Nvidia GPU Exporter Service
Introduction
This guide will provide instructions on how to install the nvidia_gpu_exporter as a service in Ubuntu 24.04. There are two main options for monitoring your GPU with Prometheus and Grafana, this guide covers the "nvidia_gpu_exporter" but there is also the official nvidia_dcgm_exporter from Nvidia, which runs in Docker.
- GitHub: nvidia_gpu_exporter
Prerequisites
The latest Nvidia drivers should be installed:
Prometheus should be set up
Grafana should be connected to your Prometheus instance
Download and Install the nvidia_gpu_exporter
Navigate to the nvidia_gpu_exporter releases and locate the release with the "Latest" tag. At the time of this wiki that is nvidia_gpu_exporter_1.2.1_linux_x86_64.tar.gz
and it will be used as an example in future commands within this wiki.

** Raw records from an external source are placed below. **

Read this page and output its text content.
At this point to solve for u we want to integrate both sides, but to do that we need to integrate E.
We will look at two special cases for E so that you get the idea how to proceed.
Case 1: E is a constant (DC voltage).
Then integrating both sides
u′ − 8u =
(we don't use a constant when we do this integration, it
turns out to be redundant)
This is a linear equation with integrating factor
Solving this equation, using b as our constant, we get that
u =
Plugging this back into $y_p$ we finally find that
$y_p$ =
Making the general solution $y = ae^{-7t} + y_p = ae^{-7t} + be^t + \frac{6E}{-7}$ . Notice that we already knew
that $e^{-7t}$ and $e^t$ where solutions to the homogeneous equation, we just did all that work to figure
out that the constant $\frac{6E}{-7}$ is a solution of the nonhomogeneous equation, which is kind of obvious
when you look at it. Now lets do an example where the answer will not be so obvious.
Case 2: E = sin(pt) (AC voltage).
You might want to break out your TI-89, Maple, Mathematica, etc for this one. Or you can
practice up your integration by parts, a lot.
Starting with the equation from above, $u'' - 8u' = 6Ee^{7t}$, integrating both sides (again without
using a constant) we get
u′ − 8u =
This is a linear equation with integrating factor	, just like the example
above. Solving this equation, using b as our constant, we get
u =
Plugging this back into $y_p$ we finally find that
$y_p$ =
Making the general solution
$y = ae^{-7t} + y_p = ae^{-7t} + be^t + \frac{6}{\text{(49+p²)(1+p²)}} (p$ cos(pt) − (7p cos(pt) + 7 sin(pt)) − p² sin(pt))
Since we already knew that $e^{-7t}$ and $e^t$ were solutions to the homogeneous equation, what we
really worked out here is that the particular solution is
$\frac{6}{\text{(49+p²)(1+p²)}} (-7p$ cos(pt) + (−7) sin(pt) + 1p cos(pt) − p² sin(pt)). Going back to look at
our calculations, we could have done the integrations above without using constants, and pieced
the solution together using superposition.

Download the latest version to the home directory
wget -P ~/ https://github.com/utkuozdemir/nvidia_gpu_exporter/releases/download/v1.2.1/nvidia_gpu_exporter_1.2.1_linux_x86_64.tar.gz
Extract the downloaded file
tar -xvf ~/nvidia_gpu_exporter_1.2.1_linux_x86_64.tar.gz
Move the extracted files
sudo mv ~/nvidia_gpu_exporter /usr/local/bin/nvidia_gpu_exporter
Make the binary executable
sudo chmod +x /usr/local/bin/nvidia_gpu_exporter
Remove the unneeded files
rm -rf ~/nvidia_gpu_exporter_1.2.1_linux_x86_64*
rm LICENSE
Create the nvidia_gpu_exporter user
sudo useradd -r -s /bin/false -c "nvidia_gpu_exporter service account" -d /nonexistent nvidia_gpu_exporter
Create the service
sudo nano /etc/systemd/system/nvidia_gpu_exporter.service
Add the following configuration, the press ctrl + x
, then y
, then enter
to save.
[Unit]
Description=Nvidia GPU Exporter
After=network-online.target
[Service]
Type=simple
User=nvidia_gpu_exporter
Group=nvidia_gpu_exporter
ExecStart=/usr/local/bin/nvidia_gpu_exporter
SyslogIdentifier=nvidia_gpu_exporter
Restart=always
RestartSec=1
[Install]
WantedBy=multi-user.target
Reload the daemon
sudo systemctl daemon-reload
Start the service
sudo systemctl start nvidia_gpu_exporter
Enable service to start on boot
sudo systemctl enable nvidia_gpu_exporter
Verify the status
sudo systemctl status nvidia_gpu_exporter
You should see it is enabled
and active
Update the Config
Open up the prometheus config
sudo nano /etc/prometheus/prometheus.yml
Then add a new job for nvidia_gpu_exporter
scrape_configs:
- job_name: 'nvidia_gpu_exporter'
static_configs:
- targets: ['localhost:9835']
labels:
instance: '<hostname>'
If the host that you are installing nvidia_gpu_exporter on is not the host that is running prometheus, then you should use the IP of the host that you are installing nvidia_gpu_exporter on instead of localhost
.
Restart the prometheus service
sudo systemctl restart prometheus
Verify Target is Up
To be sure the nvidia_gpu_exporter target was loaded, check the web frontend for Prometheus. Click the "Status" menu item in the top navbar and then the "Targets" menu item to see all connected targets. Look for the one labeled "nvidia_gpu_exporter"
Importing the Dashboard
There is a default dashboard that you can import to get started. Open up Grafana, go to "Dashboards" and the click the button "New", from the dropdown select "Import". Then enter 14574
where it says "URL or ID". Then click "Load"
I usually make the name a bit more descriptive and change the UID slightly as well. Then select the Prometheus data source you set up. Finally click "Import"
And that's it! You now have a nice dashboard to monitor your GPU.